La primera vez que leí a Elizondo fue cuando cursaba el tercero de secundaria. Era la historia de Pao-Cheng, creo.
El autor de Farabeuf se volvió mi favorito desde ese momento. Sin embargo, tuvieron que pasar algunos años para leerlo de nuevo. La lectura, si bien era algo que me gustaba, no era algo que buscara. Además, aún no tenía un criterio formado y lo mismo leía a Elizondo que los cuentos de "Plubio" o "Karmatrón y los transformables". Este cómic, por cierto, en combinación con la historia de Pao-Cheng, me estimularon a fantasear con el que ahora es uno de los recuerdos de infancia que aprecio: jugar a imaginar que, así como yo leía la historia de alguien más en un cuadernillo, mi vida formaba parte de la que otra persona leía, encadenándose así un número “n” de secuencias.

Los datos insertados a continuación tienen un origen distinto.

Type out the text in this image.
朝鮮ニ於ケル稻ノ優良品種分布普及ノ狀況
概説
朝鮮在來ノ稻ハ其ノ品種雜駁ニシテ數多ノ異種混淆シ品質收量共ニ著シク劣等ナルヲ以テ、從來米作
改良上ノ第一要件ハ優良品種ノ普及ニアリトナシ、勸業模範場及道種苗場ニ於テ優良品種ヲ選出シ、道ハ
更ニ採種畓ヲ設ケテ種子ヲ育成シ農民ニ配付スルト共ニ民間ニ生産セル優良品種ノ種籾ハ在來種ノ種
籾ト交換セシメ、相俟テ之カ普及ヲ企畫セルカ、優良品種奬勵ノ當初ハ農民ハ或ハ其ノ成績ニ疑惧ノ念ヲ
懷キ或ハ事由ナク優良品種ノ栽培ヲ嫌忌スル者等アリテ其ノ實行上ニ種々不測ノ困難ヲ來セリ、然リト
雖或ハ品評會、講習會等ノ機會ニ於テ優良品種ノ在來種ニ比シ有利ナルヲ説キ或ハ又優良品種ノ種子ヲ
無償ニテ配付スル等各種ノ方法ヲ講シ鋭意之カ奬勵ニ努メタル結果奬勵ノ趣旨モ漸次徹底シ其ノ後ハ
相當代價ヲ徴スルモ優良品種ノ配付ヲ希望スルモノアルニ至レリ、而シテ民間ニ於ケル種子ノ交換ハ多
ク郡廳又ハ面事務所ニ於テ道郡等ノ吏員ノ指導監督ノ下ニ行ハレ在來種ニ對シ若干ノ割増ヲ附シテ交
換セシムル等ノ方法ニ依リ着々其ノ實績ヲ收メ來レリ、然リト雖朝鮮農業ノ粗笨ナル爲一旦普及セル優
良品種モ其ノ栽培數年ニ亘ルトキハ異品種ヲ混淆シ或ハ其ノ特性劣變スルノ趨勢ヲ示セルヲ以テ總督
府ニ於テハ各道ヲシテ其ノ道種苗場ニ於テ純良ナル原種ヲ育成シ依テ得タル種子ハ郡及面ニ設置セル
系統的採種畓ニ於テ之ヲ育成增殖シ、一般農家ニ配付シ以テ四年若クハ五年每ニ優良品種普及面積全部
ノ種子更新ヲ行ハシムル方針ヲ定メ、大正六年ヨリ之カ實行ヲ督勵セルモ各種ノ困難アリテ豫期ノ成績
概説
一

El lugar con el que asocio este recuerdo es el derruido camarote superior de un vagón de tren, en algún punto del trayecto Guadalajara-Irapuato, del viaje hasta la Ciudad de México. Para pasar bien las horas de traslado, lo recuerdo perfectamente, me equipé con un lonche de pierna de la Lonchería Chulavista, una Tropicana de uva al tiempo y un par de “Karmatrones”.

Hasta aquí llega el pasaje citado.